No dia sete comemorou-se o Dia da Escola. Logo pela manhã iniciaram-se as actividades que envolveram os alunos e o Departamento de Informática. Ainda pela manhã eu, a professora Paula Costa e a professora Alice Carvalho com a colaboração de alunos de várias turmas demos a provar mais uma vez os sabores britânicos e das nossas mãos surgiram scones, deliciosos, diz quem provou. À tarde, o professor Adriano Alcântara deu uma palestra no Auditório da Escola sobre a poesia moçambicana de expressão portuguesa, com uma contextualização fundamental para a compreensão da poesia e prosa lusófonas, e levou-nos a viajar além-mares com música e fotografia. Uma triangulação perfeita. Entretanto, os alunos da Escola Básica Hélia Correia fizeram também uma visita à nossa Escola.
E eis que chega oito de Março. Numa iniciativa deste Centro de Recursos, o Dr. Manuel Gândra deslocou-se à nossa Escola para dar um colóquio em torno do Monumento de Mafra, bem a propósito, uma vez que o Monumento está nomeado para uma das Maravilhas de Portugal. Oito de Março foi também o Dia Internacional da Mulher. Houve poemas e bonbons para não deixar a data em vão, numa iniciativa também do Centro de Recursos. Ufa, tanta coisa! Espero que nada tenha ficado de fora.

terça-feira, março 06, 2007

Parabéns, Gabo!

Hoje estamos aqui para felicitar Gabriel García Márquez. O Patriarca entrou no seu Outono e comemora 80 anos de vida. Nascido na Colômbia, em 1927, em Aracataca, onde se terá inspirado para escrever alguns dos seus romances, Gabriel García Márquez é o nome mais emblemático do realismo mágico e autor de uma obra ímpar reconhecida pela Academia Sueca em 1982. Assume-se como caribenho, uma identidade mais vasta do que as fronteiras físicas podem impor e que o caracteriza inequivocamente.
Este ano de 2007 será um ano pleno de datas comemorativas para Gabo, assim é carinhosamente conhecido no mundo hispânico e fora dele.

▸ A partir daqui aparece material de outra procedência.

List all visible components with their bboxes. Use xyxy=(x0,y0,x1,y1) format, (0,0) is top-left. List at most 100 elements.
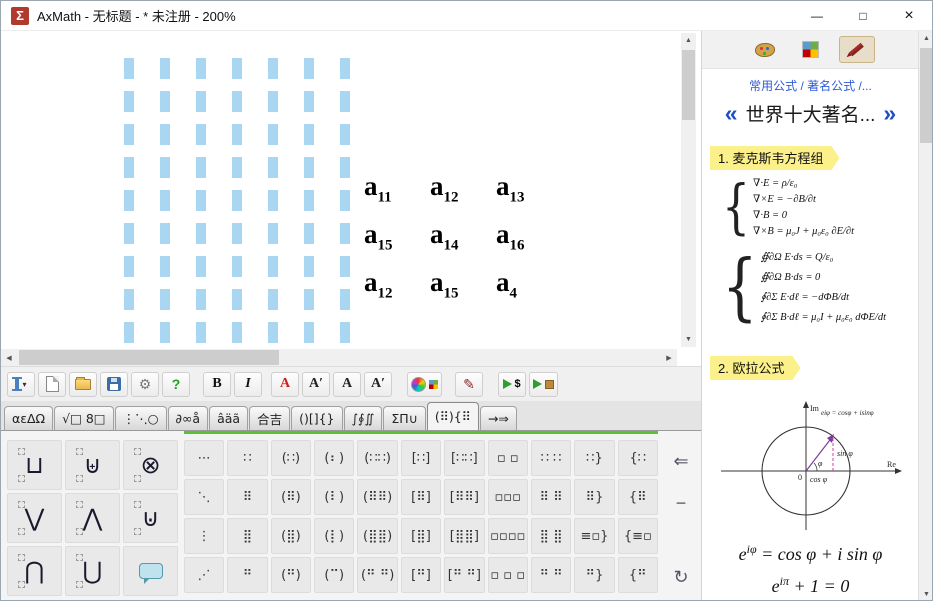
tab-accents[interactable]: âäã xyxy=(209,406,248,430)
tab-scripts-dots[interactable]: ⋮⋱○ xyxy=(115,406,167,430)
matrix-template-cell[interactable]: ⣿ ⣿ xyxy=(531,518,571,554)
scroll-up-button[interactable]: ▲ xyxy=(919,31,933,46)
scroll-thumb[interactable] xyxy=(19,350,279,365)
nary-uplus-button[interactable]: ⊎ xyxy=(65,440,120,490)
export-package-button[interactable] xyxy=(529,372,558,397)
save-button[interactable] xyxy=(100,372,128,397)
matrix-entry[interactable]: a11 xyxy=(356,171,422,206)
matrix-template-cell[interactable]: [∷] xyxy=(401,440,441,476)
tab-over-under[interactable]: 合吉 xyxy=(249,406,290,430)
matrix-template-cell[interactable]: ⠛ xyxy=(227,557,267,593)
matrix-template-cell[interactable]: (∷) xyxy=(271,440,311,476)
scroll-right-button[interactable]: ▶ xyxy=(661,349,677,366)
matrix-template-cell[interactable]: {⠿ xyxy=(618,479,658,515)
matrix-template-cell[interactable]: ⋱ xyxy=(184,479,224,515)
nary-cupdot-button[interactable]: ⊍ xyxy=(123,493,178,543)
matrix-entry[interactable]: a4 xyxy=(488,267,554,302)
matrix-template-cell[interactable]: ⣿ xyxy=(227,518,267,554)
matrix-template-cell[interactable]: [⣿] xyxy=(401,518,441,554)
matrix-template-cell[interactable]: [⠿] xyxy=(401,479,441,515)
palette-tab[interactable] xyxy=(747,36,783,63)
tab-operators-misc[interactable]: ∂∞å xyxy=(168,406,209,430)
style-variant-3-button[interactable]: A′ xyxy=(364,372,392,397)
scroll-down-button[interactable]: ▼ xyxy=(919,587,933,601)
matrix-template-cell[interactable]: ▫ ▫ xyxy=(488,440,528,476)
font-color-button[interactable]: A xyxy=(271,372,299,397)
scroll-thumb[interactable] xyxy=(920,48,933,143)
matrix-template-cell[interactable]: ⠛ ⠛ xyxy=(531,557,571,593)
breadcrumb[interactable]: 常用公式 / 著名公式 /... xyxy=(702,77,919,94)
matrix-template-cell[interactable]: ⠿ ⠿ xyxy=(531,479,571,515)
nary-sqcup-button[interactable]: ⊔ xyxy=(7,440,62,490)
matrix-template-cell[interactable]: ▫ ▫ ▫ xyxy=(488,557,528,593)
matrix-template-cell[interactable]: ∷} xyxy=(574,440,614,476)
matrix-template-cell[interactable]: {∷ xyxy=(618,440,658,476)
matrix-entry[interactable]: a13 xyxy=(488,171,554,206)
matrix-template-cell[interactable]: {⠛ xyxy=(618,557,658,593)
format-brush-button[interactable]: ✎ xyxy=(455,372,483,397)
prev-collection-button[interactable]: « xyxy=(725,102,738,125)
matrix-entry[interactable]: a14 xyxy=(422,219,488,254)
matrix-template-cell[interactable]: ⠿} xyxy=(574,479,614,515)
matrix-template-cell[interactable]: ∷ xyxy=(227,440,267,476)
matrix-template-cell[interactable]: ⋮ xyxy=(184,518,224,554)
sidebar-scrollbar[interactable]: ▲ ▼ xyxy=(918,31,933,601)
matrix-template-cell[interactable]: [⠛ ⠛] xyxy=(444,557,484,593)
matrix-template-cell[interactable]: (⣿) xyxy=(271,518,311,554)
matrix-template-cell[interactable]: (⣿⣿) xyxy=(357,518,397,554)
matrix-template-cell[interactable]: ∷ ∷ xyxy=(531,440,571,476)
matrix-template-cell[interactable]: ⠛} xyxy=(574,557,614,593)
scroll-thumb[interactable] xyxy=(682,50,695,120)
matrix-template-cell[interactable]: (⠛ ⠛) xyxy=(357,557,397,593)
matrix-entry[interactable]: a15 xyxy=(422,267,488,302)
style-variant-1-button[interactable]: A′ xyxy=(302,372,330,397)
style-variant-2-button[interactable]: A xyxy=(333,372,361,397)
matrix-template-cell[interactable]: (⠿⠿) xyxy=(357,479,397,515)
formula-library-tab[interactable] xyxy=(839,36,875,63)
matrix-template-cell[interactable]: (⡇) xyxy=(314,518,354,554)
matrix-template-cell[interactable]: (⠇) xyxy=(314,479,354,515)
matrix-template-cell[interactable]: ⠿ xyxy=(227,479,267,515)
matrix-template-cell[interactable]: ▫▫▫▫ xyxy=(488,518,528,554)
nary-cup-button[interactable]: ⋃ xyxy=(65,546,120,596)
matrix-template-cell[interactable]: ⋯ xyxy=(184,440,224,476)
matrix-entry[interactable]: a12 xyxy=(422,171,488,206)
italic-button[interactable]: I xyxy=(234,372,262,397)
scroll-down-button[interactable]: ▼ xyxy=(681,332,696,347)
matrix-template-cell[interactable]: [∷∷] xyxy=(444,440,484,476)
canvas-horizontal-scrollbar[interactable]: ◀ ▶ xyxy=(1,349,677,366)
minimize-button[interactable]: — xyxy=(794,1,840,30)
bold-button[interactable]: B xyxy=(203,372,231,397)
nary-otimes-button[interactable]: ⊗ xyxy=(123,440,178,490)
tab-arrows[interactable]: →⇒ xyxy=(480,406,517,430)
next-collection-button[interactable]: » xyxy=(883,102,896,125)
color-wheel-button[interactable] xyxy=(407,372,442,397)
matrix-template-cell[interactable]: (⠛) xyxy=(271,557,311,593)
editor-canvas[interactable]: a11a12a13a15a14a16a12a15a4 ▲ ▼ xyxy=(1,31,701,349)
matrix-entry[interactable]: a15 xyxy=(356,219,422,254)
samples-tab[interactable] xyxy=(793,36,829,63)
shrink-panel-button[interactable]: − xyxy=(668,490,694,516)
matrix-template-cell[interactable]: (⠿) xyxy=(271,479,311,515)
canvas-vertical-scrollbar[interactable]: ▲ ▼ xyxy=(681,33,696,347)
collapse-panel-button[interactable]: ⇐ xyxy=(668,448,694,474)
matrix-template-cell[interactable]: ⋰ xyxy=(184,557,224,593)
nary-wedge-button[interactable]: ⋀ xyxy=(65,493,120,543)
matrix-template-cell[interactable]: [⠛] xyxy=(401,557,441,593)
maximize-button[interactable]: □ xyxy=(840,1,886,30)
matrix-entry[interactable]: a12 xyxy=(356,267,422,302)
euler-formula[interactable]: eiφ = cos φ + i sin φ xyxy=(702,542,919,568)
matrix-template-cell[interactable]: ▫▫▫ xyxy=(488,479,528,515)
matrix-template-cell[interactable]: ≡▫} xyxy=(574,518,614,554)
open-file-button[interactable] xyxy=(69,372,97,397)
tab-greek-letters[interactable]: αεΔΩ xyxy=(4,406,53,430)
reset-panel-button[interactable]: ↻ xyxy=(668,564,694,590)
tab-big-operators[interactable]: ΣΠ∪ xyxy=(383,406,425,430)
tab-matrices[interactable]: (⠿){⠿ xyxy=(427,402,479,430)
matrix-entry[interactable]: a16 xyxy=(488,219,554,254)
euler-diagram[interactable]: Im Re 0 cos φ sin φ φ eiφ = cosφ + isinφ xyxy=(711,396,911,536)
matrix-template-cell[interactable]: {≡▫ xyxy=(618,518,658,554)
matrix-template-cell[interactable]: (⠆) xyxy=(314,440,354,476)
render-latex-button[interactable]: $ xyxy=(498,372,526,397)
new-document-button[interactable] xyxy=(38,372,66,397)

Comemorar-se-ão vinte e cinco anos de lhe ter sido atribuído o Prémio Nobel da Literatura e, em Junho, quarenta anos terão decorrido sobre a publicação do romance, Cem Anos de Solidão, talvez o mais conhecido de toda a sua obra.
Diagnosticado com cancro em 1999, Gabo começou a escrever as suas memórias, publicadas em 2003, Viver para Contá-la, e publicou posteriormente, em 2004, uma novela, Memórias das minhas Putas Tristes, a história de uma ancião a braços com a solidão e o amor. Olhos de Cão Azul é o último livro recentemente publicado no nosso país. O seu 80º aniversário foi amplamente celebrado no mundo latino.

segunda-feira, março 05, 2007

Feira do Livro

Realizou-se na semana passada, entre os dias vinte e oito de Fevereiro e três de Março, a primeira Feira do Livro organizada pela Associação de Estudantes da Escola. O Centro de Recursos não foi alheio à iniciativa e prestou o seu apoio. Durante quatro dias houve livros para todos os gostos de vinte editoras diferentes. A Feira esteve aberta não só à comunidade escolar mas também a toda a comunidade em geral e, a acompanhar a iniciativa, tiveram lugar quatro palestras, a cargo dos professores Adriano Alcântara, António Abreu e Ismael Gonçalves e do Dr. Artur Franco Henriques. O tempo não se mostrou muito cooperante no primeiro dia, é certo, mas tudo vale a pena para que a leitura se torne um hábito tão intuitivo como tantas outras tarefas que fazemos no quotidiano e que se revelam essenciais para o nosso equilíbrio. Que a iniciativa se repita e sempre com sucesso.